The Puggleton Inn is where I like to drink the most. There is a man in there who sometimes wets himself all over the chair he is sitting in. I love to watch the staff have to clean the wee from the seat. I love it because I know that the wee stinks and smells like nothing else you have ever smelled. He must have some kind of condition.
Mrs. Crew went to the Puggleton Inn too. That was where I first saw her. She was a tiny woman, but she had quite the belly. A big, sagging thing, that if she bent over, it might, it might just have reached her toes, and it was full of alcohol, as in, between her stomach, and her skin, there was a package of sorts, a bubble of sorts, of alcohol. She drank very strong cider. Sometimes she was drunk. She knew how much to drink to get drunk.
Sometimes she would look at me, sitting in the corner, with my glass of water, and she’d look at me like she knew I was going to kill her. She looked at me like she wanted me to kill her.
So.
I did.
Then again, everyone in the Puggleton Inn looks at me like they want me to kill them.
There had been something special, something fantastic, about little old Mrs. Crew.
*
I get to the pub early and it is already heaving.There is a specific kind of alcoholic that frequent this slummer. The kind of old men who have fat ankles because they’ve run out of room on their stomach. If half of these cretin knew I was a police officer I’d be getting more surreptitious stares than I already am. I pull my hat a little lower down on my face.

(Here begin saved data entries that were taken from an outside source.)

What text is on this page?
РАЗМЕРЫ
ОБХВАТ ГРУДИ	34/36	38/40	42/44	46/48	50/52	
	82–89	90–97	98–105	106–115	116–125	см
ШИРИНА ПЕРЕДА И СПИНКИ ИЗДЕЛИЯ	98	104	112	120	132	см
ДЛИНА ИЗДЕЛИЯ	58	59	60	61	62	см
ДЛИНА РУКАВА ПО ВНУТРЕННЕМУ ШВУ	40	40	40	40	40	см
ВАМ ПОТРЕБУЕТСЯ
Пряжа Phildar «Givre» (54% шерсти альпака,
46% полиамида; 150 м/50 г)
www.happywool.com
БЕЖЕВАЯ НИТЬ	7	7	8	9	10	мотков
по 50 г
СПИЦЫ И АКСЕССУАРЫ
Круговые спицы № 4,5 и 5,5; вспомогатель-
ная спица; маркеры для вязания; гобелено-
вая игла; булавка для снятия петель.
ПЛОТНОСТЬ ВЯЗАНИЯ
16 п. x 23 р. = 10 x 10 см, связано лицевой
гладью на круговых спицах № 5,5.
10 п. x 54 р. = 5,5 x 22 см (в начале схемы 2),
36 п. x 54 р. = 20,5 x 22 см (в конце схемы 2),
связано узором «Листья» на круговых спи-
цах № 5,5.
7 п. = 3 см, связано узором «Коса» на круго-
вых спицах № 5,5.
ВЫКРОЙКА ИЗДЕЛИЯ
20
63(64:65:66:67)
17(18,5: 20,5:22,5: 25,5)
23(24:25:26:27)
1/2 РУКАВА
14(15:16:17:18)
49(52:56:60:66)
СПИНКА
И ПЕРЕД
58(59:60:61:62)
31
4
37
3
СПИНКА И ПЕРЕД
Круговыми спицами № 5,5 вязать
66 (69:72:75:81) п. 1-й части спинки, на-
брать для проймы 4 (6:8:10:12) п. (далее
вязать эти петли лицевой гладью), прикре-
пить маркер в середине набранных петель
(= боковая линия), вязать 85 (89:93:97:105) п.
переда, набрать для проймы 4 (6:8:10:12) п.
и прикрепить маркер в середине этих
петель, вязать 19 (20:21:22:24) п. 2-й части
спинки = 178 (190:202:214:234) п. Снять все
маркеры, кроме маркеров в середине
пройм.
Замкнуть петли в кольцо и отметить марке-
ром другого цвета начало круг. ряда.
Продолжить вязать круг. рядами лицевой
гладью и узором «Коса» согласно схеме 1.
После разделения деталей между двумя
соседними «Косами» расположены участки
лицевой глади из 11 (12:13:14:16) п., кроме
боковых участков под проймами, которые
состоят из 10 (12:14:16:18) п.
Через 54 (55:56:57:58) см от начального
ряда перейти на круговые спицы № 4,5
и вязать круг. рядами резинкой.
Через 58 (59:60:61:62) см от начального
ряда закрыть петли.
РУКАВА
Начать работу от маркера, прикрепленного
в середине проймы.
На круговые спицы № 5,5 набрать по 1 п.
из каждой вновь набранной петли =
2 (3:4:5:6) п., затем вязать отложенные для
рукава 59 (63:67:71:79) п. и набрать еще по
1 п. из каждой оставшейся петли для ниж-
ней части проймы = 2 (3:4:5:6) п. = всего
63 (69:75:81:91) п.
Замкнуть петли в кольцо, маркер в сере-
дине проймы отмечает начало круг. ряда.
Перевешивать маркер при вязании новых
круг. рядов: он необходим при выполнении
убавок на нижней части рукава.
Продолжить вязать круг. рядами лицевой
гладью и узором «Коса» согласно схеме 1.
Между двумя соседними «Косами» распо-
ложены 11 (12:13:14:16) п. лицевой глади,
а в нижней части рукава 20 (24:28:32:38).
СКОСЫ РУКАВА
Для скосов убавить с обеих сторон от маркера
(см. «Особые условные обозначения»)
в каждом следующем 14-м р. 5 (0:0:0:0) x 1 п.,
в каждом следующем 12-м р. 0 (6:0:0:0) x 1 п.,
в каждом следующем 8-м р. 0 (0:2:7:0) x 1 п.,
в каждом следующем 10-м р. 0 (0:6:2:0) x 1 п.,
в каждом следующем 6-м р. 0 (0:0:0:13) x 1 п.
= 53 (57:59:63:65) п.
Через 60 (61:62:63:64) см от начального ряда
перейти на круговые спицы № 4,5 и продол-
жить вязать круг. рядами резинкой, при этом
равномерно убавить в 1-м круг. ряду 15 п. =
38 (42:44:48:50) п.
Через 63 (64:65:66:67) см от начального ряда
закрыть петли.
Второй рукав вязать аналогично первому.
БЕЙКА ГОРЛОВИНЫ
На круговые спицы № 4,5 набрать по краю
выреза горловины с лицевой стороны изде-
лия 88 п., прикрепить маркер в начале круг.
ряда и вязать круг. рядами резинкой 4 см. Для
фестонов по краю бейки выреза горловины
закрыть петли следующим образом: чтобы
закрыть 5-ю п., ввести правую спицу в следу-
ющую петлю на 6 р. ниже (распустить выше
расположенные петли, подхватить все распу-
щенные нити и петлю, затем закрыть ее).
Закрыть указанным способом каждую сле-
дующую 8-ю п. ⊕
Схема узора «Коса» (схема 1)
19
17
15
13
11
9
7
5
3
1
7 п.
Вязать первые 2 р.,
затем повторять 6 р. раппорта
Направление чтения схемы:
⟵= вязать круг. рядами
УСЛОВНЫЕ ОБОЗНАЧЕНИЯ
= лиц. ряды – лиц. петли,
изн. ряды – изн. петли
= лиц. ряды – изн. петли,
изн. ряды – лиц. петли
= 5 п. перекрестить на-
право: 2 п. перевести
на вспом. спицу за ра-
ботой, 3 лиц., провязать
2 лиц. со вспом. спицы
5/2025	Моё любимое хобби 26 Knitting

In the corner there is a man sipping at a glass of water, and I wonder if that’s my informant, so I begin to stare at him, and he stares back, he looks familiar, like I’ve seen his face before, and as just I begin to stand, a hand falls on my shoulder, a deep voice says, “Don’t.”
The hand pushes me back into my chair.
“Don’t turn around,” the voice says, and my heart feels funny, and my stomach grumbles, and my legs begin to twitch. “Come with me,” and the presence is gone from behind me, the hand is gone from my shoulder, and as I turn all I can catch is a black-coated man disappearing between the flitting shapes of drunken bodies.